Fault-Tolerant Baseline Architecture - Run Time

Scenarios are generated by taking our initial baseline, identifying where we could and could not test faults, and determining what the correct action of the system should be.  Faults are injected by kill –9ing the server on a given machine.  This is handled by the replication manager at the moment, through a public method in the fault-injector client that is under development.

Our initial use case was a simple use case where the user enters a name and list of stocks.  This data is then stored in the database and can be retrieved by the user. Users now have a more advanced GUI, and their interaction with the system is more involved.  The users now log in, and if they are a user, they receive their portfolio and start receiving updates “immediately”.  If it is a new user, the user creates a portfolio by selecting stocks.  Upon creation, the client then starts receiving updates on the stocks in their profile. At this point both new and existing users are receiving a stream of updated data from the server they are connected to, and can at any point add or remove stocks to or from their profile. 

 

Scenarios:

 

  1. The case of a missed initial connection is trivial; the client just keeps trying until it connects.

 

  1. A user connects, is prompted for a username.  The server crashes before the user enters their username.  The client receives a RemoteException, “fails-over” to one of the other servers, and upon connection re-sends the request (transparently to the user).

 

  1. A user is connected, and has input their username.  At this point a new user is prompted to create a new profile.  A server crashes in between confirmation and the setting of the profile.  The client receives a RemoteException, “fails-over” to one of the other servers, and re-requests.  If the profile has been written, it will remain persisted.  If it has not, it will be persisted.  From there operation continues.

 

  1. A user is connected, logged in, and if new has set their profile.  Now it is time to get the profile.  If a server crashes, then the client will receive a RemoteException, it will fail-over, and will resend the request.  This is safe because we have already ensured that any set profile request will keep trying until it is persisted.

 

  1. A user is connected, logged in, has received their profile, and is about to getAllStocks.  This involves not only getting the data, but also subscribing to the updates.  The client will again receive the RemoteException within one second of the server-crash, and so will fail-over.  The client maintains the request it made, and will resend.  This repeat request is safe because the server deals with repeat subscriptions.  The getAllStocks method is safe because it will overwrite with up-to-date information, which is our focus in the first place.

 

  1. A user is connected, logged in, has received their profile, and is getting updates.  Upon a server crash, the client simply fails over to another, which will continue sending out this data feed to all subscribed listeners.  The client re-subscribes and will continue to receive updates in squishy real-time.

 

  1. A user is connected, logged in, has received their profile, is getting stock updates, and then wants to update teir profile to contain more or less stocks.  This is handled similarly to the profile-creation, since it is a set-profile request.

 

Fault-injection:

Our designated fault-injection robustness includes server crash faults.  This may induce message loss, but message loss is not yet a focus of our system’s robustness requirements.  We will be treating the database, replication manager,  “external” stock ticker data feed, and JNDI service as “Sacred”.  Given that these are working properly, messages will not be assumed to be lost in transit between the servers and the databases.  More refined fault injection (with granularity going down to inter-class/inter-bean communication) is expected soon.

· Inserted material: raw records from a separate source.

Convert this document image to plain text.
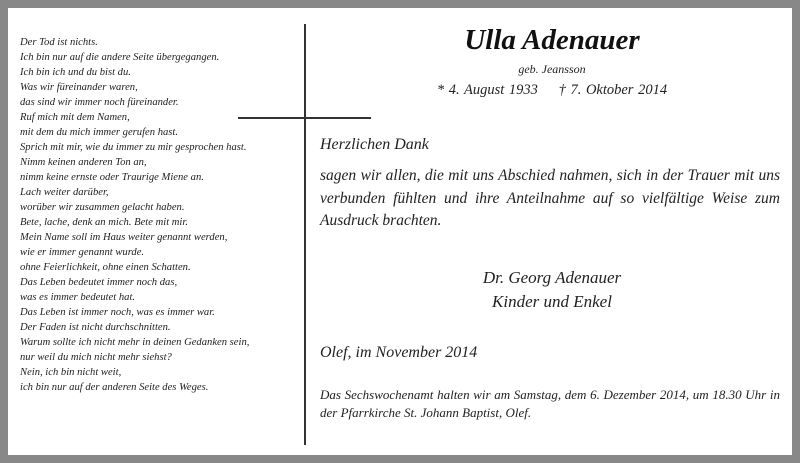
Der Tod ist nichts.
Ich bin nur auf die andere Seite übergegangen.
Ich bin ich und du bist du.
Was wir füreinander waren,
das sind wir immer noch füreinander.
Ruf mich mit dem Namen,
mit dem du mich immer gerufen hast.
Sprich mit mir, wie du immer zu mir gesprochen hast.
Nimm keinen anderen Ton an,
nimm keine ernste oder Traurige Miene an.
Lach weiter darüber,
worüber wir zusammen gelacht haben.
Bete, lache, denk an mich. Bete mit mir.
Mein Name soll im Haus weiter genannt werden,
wie er immer genannt wurde.
ohne Feierlichkeit, ohne einen Schatten.
Das Leben bedeutet immer noch das,
was es immer bedeutet hat.
Das Leben ist immer noch, was es immer war.
Der Faden ist nicht durchschnitten.
Warum sollte ich nicht mehr in deinen Gedanken sein,
nur weil du mich nicht mehr siehst?
Nein, ich bin nicht weit,
ich bin nur auf der anderen Seite des Weges.
Ulla Adenauer
geb. Jeansson
* 4. August 1933 † 7. Oktober 2014
Herzlichen Dank
sagen wir allen, die mit uns Abschied nahmen, sich in der Trauer mit uns verbunden fühlten und ihre Anteilnahme auf so vielfältige Weise zum Ausdruck brachten.
Dr. Georg Adenauer
Kinder und Enkel
Olef, im November 2014
Das Sechswochenamt halten wir am Samstag, dem 6. Dezember 2014, um 18.30 Uhr in der Pfarrkirche St. Johann Baptist, Olef.
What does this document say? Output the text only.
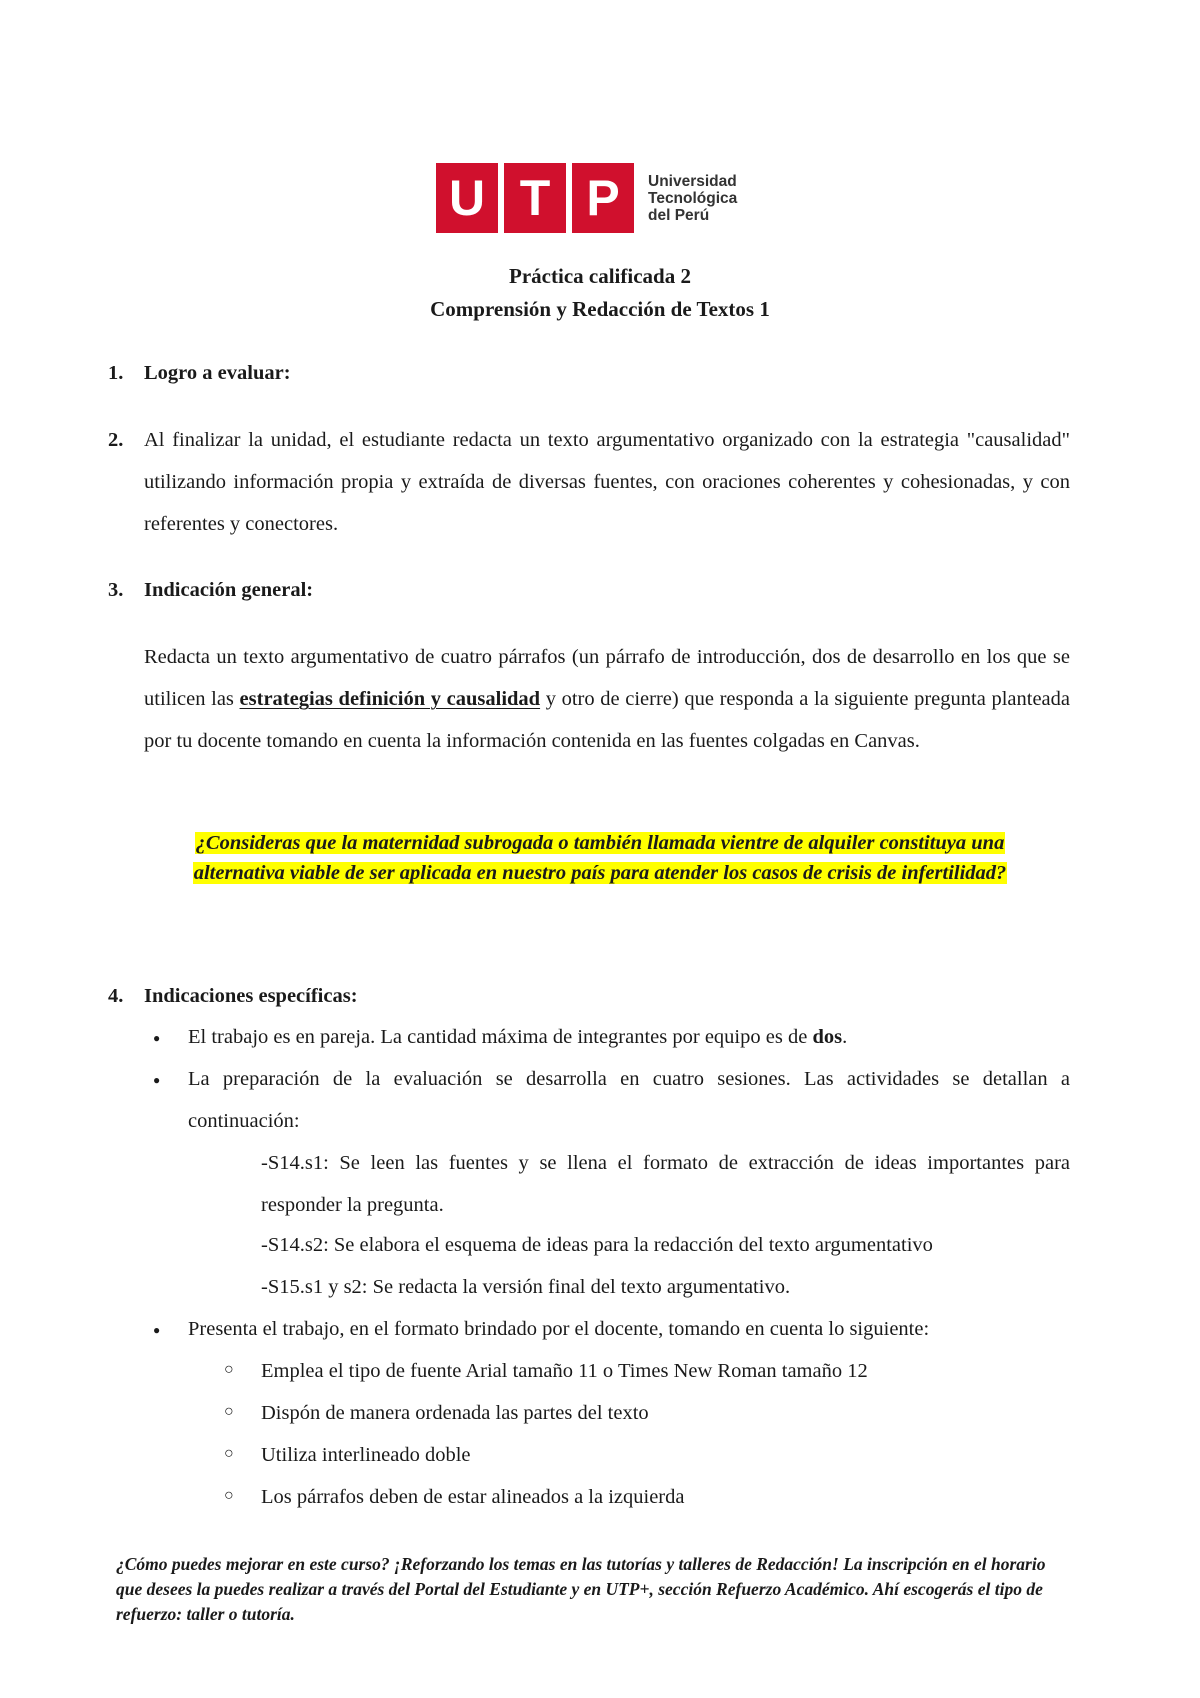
U T P Universidad
Tecnológica
del Perú
Práctica calificada 2
Comprensión y Redacción de Textos 1
1. Logro a evaluar:
2. Al finalizar la unidad, el estudiante redacta un texto argumentativo organizado con la estrategia "causalidad" utilizando información propia y extraída de diversas fuentes, con oraciones coherentes y cohesionadas, y con referentes y conectores.
3. Indicación general:
Redacta un texto argumentativo de cuatro párrafos (un párrafo de introducción, dos de desarrollo en los que se utilicen las estrategias definición y causalidad y otro de cierre) que responda a la siguiente pregunta planteada por tu docente tomando en cuenta la información contenida en las fuentes colgadas en Canvas.
¿Consideras que la maternidad subrogada o también llamada vientre de alquiler constituya una alternativa viable de ser aplicada en nuestro país para atender los casos de crisis de infertilidad?
4. Indicaciones específicas:
● El trabajo es en pareja. La cantidad máxima de integrantes por equipo es de dos.
● La preparación de la evaluación se desarrolla en cuatro sesiones. Las actividades se detallan a continuación:
-S14.s1: Se leen las fuentes y se llena el formato de extracción de ideas importantes para responder la pregunta.
-S14.s2: Se elabora el esquema de ideas para la redacción del texto argumentativo
-S15.s1 y s2: Se redacta la versión final del texto argumentativo.
● Presenta el trabajo, en el formato brindado por el docente, tomando en cuenta lo siguiente:
○ Emplea el tipo de fuente Arial tamaño 11 o Times New Roman tamaño 12
○ Dispón de manera ordenada las partes del texto
○ Utiliza interlineado doble
○ Los párrafos deben de estar alineados a la izquierda
¿Cómo puedes mejorar en este curso? ¡Reforzando los temas en las tutorías y talleres de Redacción! La inscripción en el horario que desees la puedes realizar a través del Portal del Estudiante y en UTP+, sección Refuerzo Académico. Ahí escogerás el tipo de refuerzo: taller o tutoría.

At the point at which we require a fault to be tested, either our standalone fault-injector, or the server crash fault enabled replication manager can kill a server.  Because the client continuously communicates with the server it is connected to, within one second, the client will “know” that there is a problem on the other end.  The client will then pick a random server from the server properties list, and keep trying to connect to servers until communication is resumed.  At that point, the client resends whatever request it was trying before.  Due to the idempotent nature of our system, repeat requests are not dangerous, and will only serve to confirm the request in the event that it was already submitted.  If the client tries to add or remove stocks that are already there or gone, the server will gracefully handle the repeat request.

On the server side, when a server is killed, it re-spawns automatically, raised by the replication manager.  The state of the stock-cache is copied over, and a stock-update queue is also transferred, until the newly raised server is functioning consistently with the others.  At that point, the “new” server is re-registered with the JNDI service, and the client, if fail-over occurs again, has the chance to reconnect with this “new” server.

In order to avoid cycles of connections to two servers, we have the client randomly select a server to start trying to connect to (ensuring it isn’t the one that just dropped it), then proceed iteratively through the list of servers until connection is resumed.

Summary:

A user can connect, activate or create a profile, and then receives a stream of update data.  The user can change what data form the feed it receives.  Upon any server failure, the server is restarted by the replication manager, but the client fails over to another server on the list.  If a client was in the middle of a request, then that request is sent again.  If the request involves anything that was already committed to, then the server handles it gracefully, keeping the process transparent to the user.